The title poem in Rebecca Morgan Frank’s The Spokes of Venus considers astronomer Percival Lowell, who mistook the reflection of his own veined eye in a telescope’s eyepiece for canals on the planet’s surface. This entanglement of subject with object, beholder with beheld, is at the heart of Frank’s new book. If “Everything before us/looks like life,” how do we separate what’s faithful to a common reality from distortions imposed upon it? How do we look at art, that faithful imposition, and how do we regard the artist?
Frank’s sideways approaches to the painters, sculptors, readers and viewers that pack her poems surprise the reader at every turn. “On Making” transforms a shuddering jackhammer into a metaphor for the artist’s struggle with her materials, as she wonders “…if Sisyphus had imagined/a garden where the rock came from.” “Everybody’s A Picasso” begins with the surgeons whose grafts recreate a “cheek, the scalp, the nose,” recasting them as artists who relocate “parts of the body” to “necessary service.” Then comes a confession of surreal alterations: “I’ve had my eye transferred/to my chin so I can read the fine print./My foot moved next to my ear so I can hear myself walking/home at night.” The poem turns again, becoming a wistful love poem: “I am waiting/for the kind of love…/wielded by one who will put all my parts back/where they belong./One who listens to my own/footsteps for me. Who lends me his eyes.” The poem’s delicious meld of science, art, wit, velocity, and deep feeling compressed into16 lines is a sure-footed example of Frank’s signature moves.

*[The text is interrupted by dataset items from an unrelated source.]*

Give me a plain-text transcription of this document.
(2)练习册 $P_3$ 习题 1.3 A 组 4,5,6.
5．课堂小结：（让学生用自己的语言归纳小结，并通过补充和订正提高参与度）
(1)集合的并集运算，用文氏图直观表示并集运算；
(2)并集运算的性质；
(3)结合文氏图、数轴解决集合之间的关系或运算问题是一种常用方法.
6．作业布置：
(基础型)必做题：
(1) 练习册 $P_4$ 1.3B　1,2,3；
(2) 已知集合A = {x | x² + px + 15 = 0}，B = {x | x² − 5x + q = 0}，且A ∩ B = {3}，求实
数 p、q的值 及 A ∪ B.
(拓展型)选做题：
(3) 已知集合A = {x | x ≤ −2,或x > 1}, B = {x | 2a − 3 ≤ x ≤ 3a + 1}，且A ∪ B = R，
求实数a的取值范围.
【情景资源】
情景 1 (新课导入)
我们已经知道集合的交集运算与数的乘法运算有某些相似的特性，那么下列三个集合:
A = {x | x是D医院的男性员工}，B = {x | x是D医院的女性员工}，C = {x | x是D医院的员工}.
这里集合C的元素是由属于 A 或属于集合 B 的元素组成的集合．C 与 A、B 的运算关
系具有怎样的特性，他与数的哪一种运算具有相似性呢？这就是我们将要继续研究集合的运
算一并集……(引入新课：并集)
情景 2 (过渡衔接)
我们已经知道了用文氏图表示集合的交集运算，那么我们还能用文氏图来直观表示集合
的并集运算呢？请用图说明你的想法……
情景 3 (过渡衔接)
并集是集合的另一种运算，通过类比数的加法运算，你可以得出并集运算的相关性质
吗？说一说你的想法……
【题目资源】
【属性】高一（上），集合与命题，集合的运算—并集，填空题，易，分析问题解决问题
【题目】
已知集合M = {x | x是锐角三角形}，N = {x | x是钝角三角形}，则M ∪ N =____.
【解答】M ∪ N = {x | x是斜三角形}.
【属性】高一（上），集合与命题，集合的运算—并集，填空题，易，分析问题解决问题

Frank’s poetry thrives in the magical, blurry spaces where one thing morphs into another. In “What Is Left Here,” lovers become artist and model, the speaker both subject and object: “you made me pose,/sculpted a rusted wire shadow of me. Sometimes// I saw you watching her while kissing me.” The twittering machine in “Women, Bird, Stars” is first the perch where “a bird comes to rest,” then also a bird: “I pucker up//and flap” and “hop like a bird.” But the subject/speaker of the poem can’t escape being framed as a gendered object: “I try to jump up, be light, but he/has drawn my hips too heavy.” The ceremonial staff in “The Chief of Staff” rots as “a leader…long untouched/in his council’s circle, never hears anything./The people, meanwhile, are speaking in tongues,/making their own gold code. Breaking the rod.” In The Spokes of Venus, Rebecca Morgan Frank ably conjures the quicksilver nature love, art, and politics, all moving at the speed of light.